Today the problem is what kind of Catholicism is acceptable to Biden's fellow Catholics: In a hyper-polarized country, partisan affiliations shape more and more religious identities, also in the Catholic Church.

This papal audience takes place just two weeks before the fall assembly of the conference of US Catholic bishops in Baltimore. On the agenda is a document on the Eucharist — or Holy Communion — that some bishops would like to use to exclude pro-choice politicians like Biden from receiving communion at Mass.

The Vatican, while maintaining the traditional Catholic teaching on abortion, has been trying, in various ways in the last few months, to protect Biden's access to the sacraments from the attack of the US bishops.

Strained relations between Vatican and US

No matter what happens with the document that the bishops will discuss in Baltimore in November, the discussion itself has already divided bishops in unprecedented ways - in an already precarious standing of the United States Conference of Catholic Bishops (USCCB) in the eyes of the Vatican.

The USCCB is already seen as a political action committee identifying primarily with Republicans and not as the leadership of the one Catholic church in the US, in communion with the bishop of Rome.

Massimo Faggioli
Massimo Faggioli has written extensively on the US Catholic ChurchImage: Privat

One important thing to remember about the majority of the US bishops who would like to sanction Biden through his exclusion from receiving Communion at Mass is that a good number of them endorsed, or failed to respond to, the extraordinarily serious allegations made by former papal nuncio to the US, and Donald Trump supporter, Carlo Maria Vigano.

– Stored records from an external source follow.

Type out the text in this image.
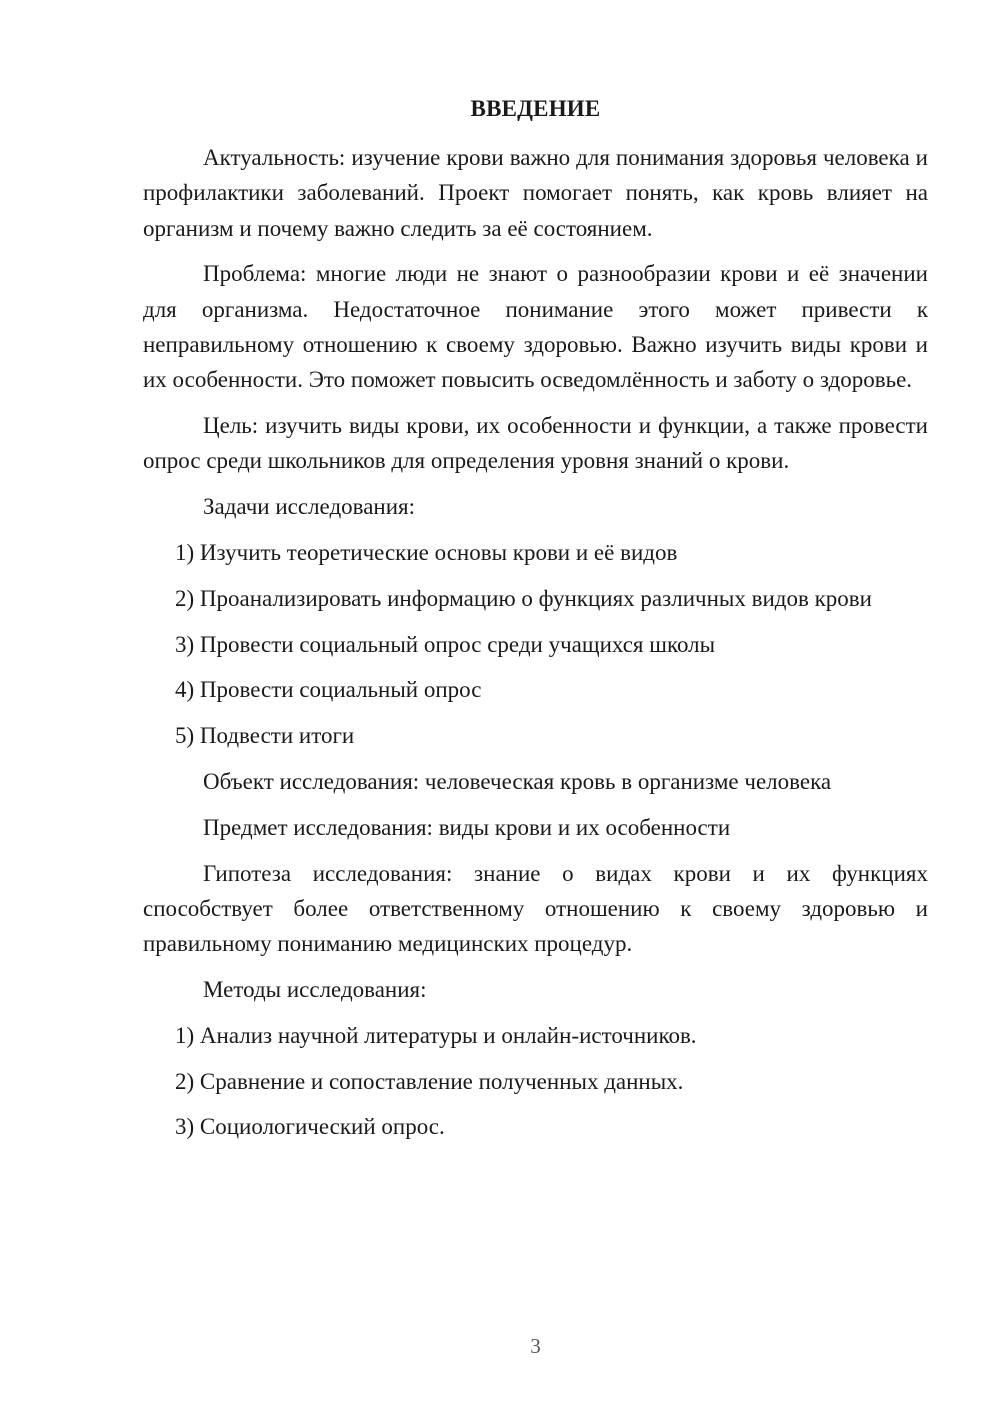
ВВЕДЕНИЕ

Актуальность: изучение крови важно для понимания здоровья человека и профилактики заболеваний. Проект помогает понять, как кровь влияет на организм и почему важно следить за её состоянием.

Проблема: многие люди не знают о разнообразии крови и её значении для организма. Недостаточное понимание этого может привести к неправильному отношению к своему здоровью. Важно изучить виды крови и их особенности. Это поможет повысить осведомлённость и заботу о здоровье.

Цель: изучить виды крови, их особенности и функции, а также провести опрос среди школьников для определения уровня знаний о крови.

Задачи исследования:

1) Изучить теоретические основы крови и её видов

2) Проанализировать информацию о функциях различных видов крови

3) Провести социальный опрос среди учащихся школы

4) Провести социальный опрос

5) Подвести итоги

Объект исследования: человеческая кровь в организме человека

Предмет исследования: виды крови и их особенности

Гипотеза исследования: знание о видах крови и их функциях способствует более ответственному отношению к своему здоровью и правильному пониманию медицинских процедур.

Методы исследования:

1) Анализ научной литературы и онлайн-источников.

2) Сравнение и сопоставление полученных данных.

3) Социологический опрос.

3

In August 2018, Vigano tried to unseat Pope Francis with unproven allegations and conspiracy theories. Members of the US episcopate who are now trying to exclude Biden from the sacrament of the Eucharist are the same who looked with favor not just at the Trump presidency, but also at what was effectively an attempted coup against Pope Francis.

A good relationship between the Vatican and the Biden administration is very important for Francis. Biden's election in November 2020 was welcomed in the Vatican with a huge sigh of relief, after four very difficult years of the Trump administration with unprecedented tensions between the White House and the pope.

But now, nine months into the Biden administration, the Vatican is wondering what kind of promises the second Catholic president can keep, from climate change, immigration, and — especially after the withdrawal from Afghanistan — multilateralism in international relations. But Pope Francis needs Joe Biden, for his international agenda, but also to save US Catholicism from ideologues.

The Vatican's effort to protect Biden's access to the Eucharist is not an endorsement of the abortion policies and politics of the Democrats, but an attempt to save the US Catholic Church from sectarian instincts.

US key in future of Catholicism

In the Vatican, it is not clear whether Pope Francis represents the beginning of a new age in the relationship between the papacy and global modernity or if it is just an interlude before the return, with the election of his successor, to a more confrontational approach.

Pope Francis admitted in an interview recently that some cardinals are looking forward to replacing him. In the US, the strong opposition to Francis' papacy could influence the future balance of power in the church at the global level. What is happening in the halls of power of US Catholicism could be a prediction for the future of Catholicism as a whole.

What happens in the Vatican and in the US will have a deep impact on the future of the Catholic Church globally. A failure of the pontificate of Francis in delivering Catholicism from the grip of theological fundamentalism and political authoritarianism could be on ominous sign for those who were hoping that the Trump presidency and Trumpian Catholicism were just an aberration.

Massimo Faggioli is professor of theology and religious studies at the Catholic Villanova University in Pennsylvania, US, and author of "Joe Biden and Catholicism in the United States."